2016年11月10日木曜日

知覧~若き特攻隊員の悲劇~ 中学生の本棚9(1970年)

東京裁判・靖国神社・大東亜共栄圏・GHQ・3・11空襲・ヒロシマ・ナガサキ・・・
先の大戦に関して思い浮かぶ単語。

自分が出会ってきた戦争との接点を振り返ってみると・・・

小学生はプラモデルが大好きだった。とくに田宮模型の1/700スケールの日本海軍の戦艦たち。
ウォーターラインシリーズという、海に浮かんだ喫水線から上をプラモで再現しているやつ。そんな戦艦・空母の名前を覚えるのが楽しかった時代。そして小学校3年生の時に始まった宇宙戦艦ヤマトはSF物だけれど、浮沈鑑といわれた大和の名前をよりポピュラーにしたアニメだった。
友人は戦闘機プラモを集めていたし、零戦の開発物語を学校の図書館で読んで、「堀越二郎」という名前も英雄的な名前として自分の頭には刻み込まれていた。

島根県に住んでいた母親からは原爆が落とされた日のことを聞いたことがある。
その日は南の空が夕焼けみたいにみえた、と言っていたような記憶があるのだけれど、いくら何でも島根県の海近くに住んでいた実家からは見えないだろうと思うのだが、本当のところどうだったのかはわからない。ただ、その日の印象が母親の心にも深く刻み込まれていたようだ。親戚が広島にも住んでいたことがあり、広島に行ったのは小学校6年の修学旅行の時だったけれど、平和公園を訪れたことは覚えている。

夏休みの8月6日、9日は小学生の時はなんとなく流れているテレビをみて、黙とうをしていたこともある。

そんな戦争と自分の接点。意図的に教え込まれる教育はなかったな。

「知覧」は特攻隊がそこから数多く、特に1945年の春以後の現場での実態を取材したもの、終戦後10年以上にわたって取材された遺族・当時の人々が今どのようにくらしているか、生生しい実態が描かれる。過度に感情的でないところが、何とか読み進められるが、その中に入り込んでいくことは単に戦争の残酷さを実感する、という感情以上に何か、抑え込めない矛盾の思い、歯がゆい思い、英霊に対する思い、さまざまに湧いてくる。
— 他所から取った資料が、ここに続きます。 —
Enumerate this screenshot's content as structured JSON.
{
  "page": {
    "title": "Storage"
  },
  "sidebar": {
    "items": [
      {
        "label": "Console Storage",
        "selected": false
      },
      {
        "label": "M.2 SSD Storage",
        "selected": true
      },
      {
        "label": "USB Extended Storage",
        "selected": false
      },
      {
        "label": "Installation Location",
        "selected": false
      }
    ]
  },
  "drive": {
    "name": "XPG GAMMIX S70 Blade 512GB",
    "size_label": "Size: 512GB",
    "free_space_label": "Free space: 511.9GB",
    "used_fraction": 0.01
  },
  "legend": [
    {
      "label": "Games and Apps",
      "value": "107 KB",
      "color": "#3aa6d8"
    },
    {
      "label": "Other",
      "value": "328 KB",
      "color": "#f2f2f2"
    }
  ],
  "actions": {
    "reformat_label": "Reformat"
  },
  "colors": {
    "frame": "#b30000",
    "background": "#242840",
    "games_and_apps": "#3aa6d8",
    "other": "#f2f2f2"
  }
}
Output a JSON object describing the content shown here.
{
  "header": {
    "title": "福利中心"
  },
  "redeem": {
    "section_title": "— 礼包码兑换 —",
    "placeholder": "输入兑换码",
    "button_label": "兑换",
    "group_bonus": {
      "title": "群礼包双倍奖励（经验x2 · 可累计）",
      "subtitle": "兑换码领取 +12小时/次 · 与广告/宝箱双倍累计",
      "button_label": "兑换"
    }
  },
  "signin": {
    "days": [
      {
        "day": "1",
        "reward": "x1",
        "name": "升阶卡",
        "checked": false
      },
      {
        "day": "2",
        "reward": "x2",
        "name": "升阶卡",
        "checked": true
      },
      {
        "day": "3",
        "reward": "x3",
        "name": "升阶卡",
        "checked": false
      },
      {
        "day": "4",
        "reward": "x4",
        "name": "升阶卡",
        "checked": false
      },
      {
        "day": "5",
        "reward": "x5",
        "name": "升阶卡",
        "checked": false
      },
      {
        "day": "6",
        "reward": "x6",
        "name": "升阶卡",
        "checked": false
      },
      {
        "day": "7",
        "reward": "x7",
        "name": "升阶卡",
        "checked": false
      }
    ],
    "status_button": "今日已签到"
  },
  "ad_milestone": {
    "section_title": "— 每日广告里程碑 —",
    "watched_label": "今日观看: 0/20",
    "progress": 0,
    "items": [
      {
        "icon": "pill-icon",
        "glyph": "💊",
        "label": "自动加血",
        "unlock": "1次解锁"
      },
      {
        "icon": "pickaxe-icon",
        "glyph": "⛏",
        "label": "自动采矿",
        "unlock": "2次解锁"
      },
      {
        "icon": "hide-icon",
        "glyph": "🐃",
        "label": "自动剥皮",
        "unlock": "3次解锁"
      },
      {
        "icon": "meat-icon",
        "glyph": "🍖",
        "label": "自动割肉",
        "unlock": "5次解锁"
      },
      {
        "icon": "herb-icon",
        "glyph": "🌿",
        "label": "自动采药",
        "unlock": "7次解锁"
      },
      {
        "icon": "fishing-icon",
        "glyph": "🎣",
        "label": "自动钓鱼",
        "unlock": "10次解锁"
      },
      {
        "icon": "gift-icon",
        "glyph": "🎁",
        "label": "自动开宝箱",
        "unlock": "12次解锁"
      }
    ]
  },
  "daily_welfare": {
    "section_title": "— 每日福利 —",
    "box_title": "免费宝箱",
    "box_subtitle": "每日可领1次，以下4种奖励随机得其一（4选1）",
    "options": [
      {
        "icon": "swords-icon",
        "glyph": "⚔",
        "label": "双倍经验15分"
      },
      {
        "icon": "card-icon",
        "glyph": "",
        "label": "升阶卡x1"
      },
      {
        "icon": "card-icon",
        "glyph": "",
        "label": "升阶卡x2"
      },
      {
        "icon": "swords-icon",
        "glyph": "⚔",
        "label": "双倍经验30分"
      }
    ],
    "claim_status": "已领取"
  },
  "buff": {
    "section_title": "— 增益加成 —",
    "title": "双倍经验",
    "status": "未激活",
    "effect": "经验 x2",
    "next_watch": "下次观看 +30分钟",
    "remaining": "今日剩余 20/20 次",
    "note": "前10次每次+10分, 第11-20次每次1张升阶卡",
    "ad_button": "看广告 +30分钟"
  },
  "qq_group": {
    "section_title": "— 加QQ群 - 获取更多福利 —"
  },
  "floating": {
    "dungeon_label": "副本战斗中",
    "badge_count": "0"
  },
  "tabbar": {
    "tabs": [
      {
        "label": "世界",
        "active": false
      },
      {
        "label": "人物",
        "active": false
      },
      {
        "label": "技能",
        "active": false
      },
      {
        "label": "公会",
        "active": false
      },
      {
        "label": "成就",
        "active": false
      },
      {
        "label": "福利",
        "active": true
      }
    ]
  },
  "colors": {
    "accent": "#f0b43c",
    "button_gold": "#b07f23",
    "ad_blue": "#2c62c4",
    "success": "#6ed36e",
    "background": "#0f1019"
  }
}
生き残った人たちの様子、陸軍幹部たちの姿、10代の若者に国のために神となる、その犠牲精神を説き、矛盾を感じつつもどうしようもなく、あるいはそこに崇高な美を見出し出撃した魂たち。

「大本営発表~改竄・隠蔽・捏造の太平洋戦争」(幻冬舎新書)を読んだあとということもあるだろう。戦果があった・なかった、というよりそもそも特攻は志願により始まった、軍の正式な作戦(こんなのは作戦で取り上げられるはずもない)では無い、ということをどれだけ特攻兵たちは自覚していたか?勝利を前提にした作戦であるはずが、そこには国のために犠牲となるという価値観により勝利に向かって死にゆくという矛盾。

戦争反対、と殊更に叫ぶ方がおかしい~とかつでさだまさしがライブで云っていた言葉が今も自分の頭にこびりついて離れない。

歴史の事実・・・それは教訓として生かしていくしかない、というありふれた、しかし真実な結論にたどり着いた。